Excerpted from a Littler Mendelson PC Blog by Alka Ramchandani-Raj, Yvette V. Gatling and Mary Lockhart

The Occupational Safety and Health Administration (OSHA) recently announced in a memorandum it will proceed with a highly focused, short-term initiative directed at general medical and surgical hospitals, psychiatric and substance abuse hospitals, and skilled nursing and assisted living facilities that provide care to or handle COVID-19 patients. The initiative will last from March to June 9, 2022, to ensure facilities have taken the necessary steps to protect their workers from the hazards of COVID-19.

What Does This Mean for Healthcare Employers?
OSHA has made it clear throughout the pandemic that protecting healthcare workers is a priority. The initiative’s goal is aimed at determining whether “high-hazard” healthcare facilities previously cited for COVID-19 violations have followed through and corrected their violations.

OSHA inspectors will investigate facilities to ensure any prior COVID-19 complaints made have been corrected and abated, even if citations were issued. All covered facilities that had a first visit from OSHA should be prepared for a second visit, even though site selections may be random.

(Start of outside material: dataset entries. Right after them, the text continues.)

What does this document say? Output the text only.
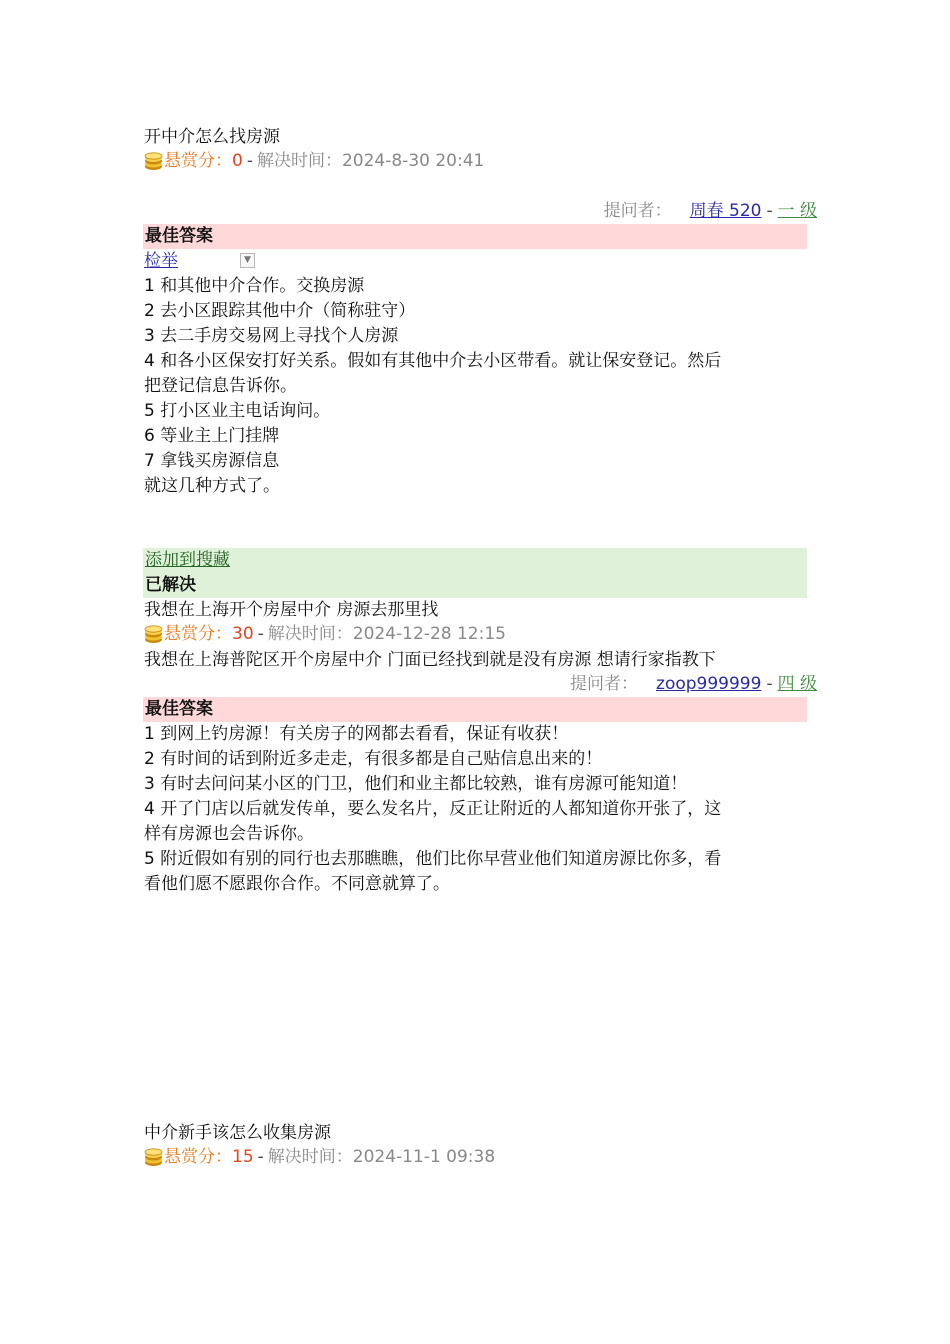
开中介怎么找房源
悬赏分： 0 - 解决时间： 2024-8-30 20:41
提问者： 周春 520 - 一 级
最佳答案
检举	▼
1 和其他中介合作。交换房源
2 去小区跟踪其他中介（简称驻守）
3 去二手房交易网上寻找个人房源
4 和各小区保安打好关系。假如有其他中介去小区带看。就让保安登记。然后
把登记信息告诉你。
5 打小区业主电话询问。
6 等业主上门挂牌
7 拿钱买房源信息
就这几种方式了。
添加到搜藏
已解决
我想在上海开个房屋中介 房源去那里找
悬赏分： 30 - 解决时间： 2024-12-28 12:15
我想在上海普陀区开个房屋中介 门面已经找到就是没有房源 想请行家指教下
提问者： zoop999999 - 四 级
最佳答案
1 到网上钓房源！有关房子的网都去看看，保证有收获！
2 有时间的话到附近多走走，有很多都是自己贴信息出来的！
3 有时去问问某小区的门卫，他们和业主都比较熟，谁有房源可能知道！
4 开了门店以后就发传单，要么发名片，反正让附近的人都知道你开张了，这
样有房源也会告诉你。
5 附近假如有别的同行也去那瞧瞧，他们比你早营业他们知道房源比你多，看
看他们愿不愿跟你合作。不同意就算了。
中介新手该怎么收集房源
悬赏分： 15 - 解决时间： 2024-11-1 09:38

OSHA will be looking to ensure whether a facility has adequate COVID-19 mitigation strategies in place. The agency outlined several factors it will consider in determining compliance. Violation corrections will not be the only assessment; OSHA will look to determine whether the facility has implemented a COVID-19 plan that includes preparedness, response and control measures. Besides looking for a written plan, OSHA will assess whether the steps outlined in the plan have been implemented, enforced and whether they are effective.

How Can Employers Prepare?
Employers can ensure their hazard assessments are documented and updated, and policies such as the respiratory protection program kept current. Employees that have employees that need respiratory protection should provide respirators, conduct fit tests and ensure employees have medical clearance to wear the specific type of respirator provided.

Employers that have agreed to abate cited hazards by providing fit testing and medical evaluations of their employees should make sure they are in full compliance with these requirements. Employers can take steps to have policies and procedures in place to document efforts made to provide adequate PPE. In addition, employers can provide proper health screenings for workers and measures to facilitate physical distancing where necessary and ensure the use of facemasks by both employers and visitors under the current public heath guidance from the Centers for Disease Control and Prevention.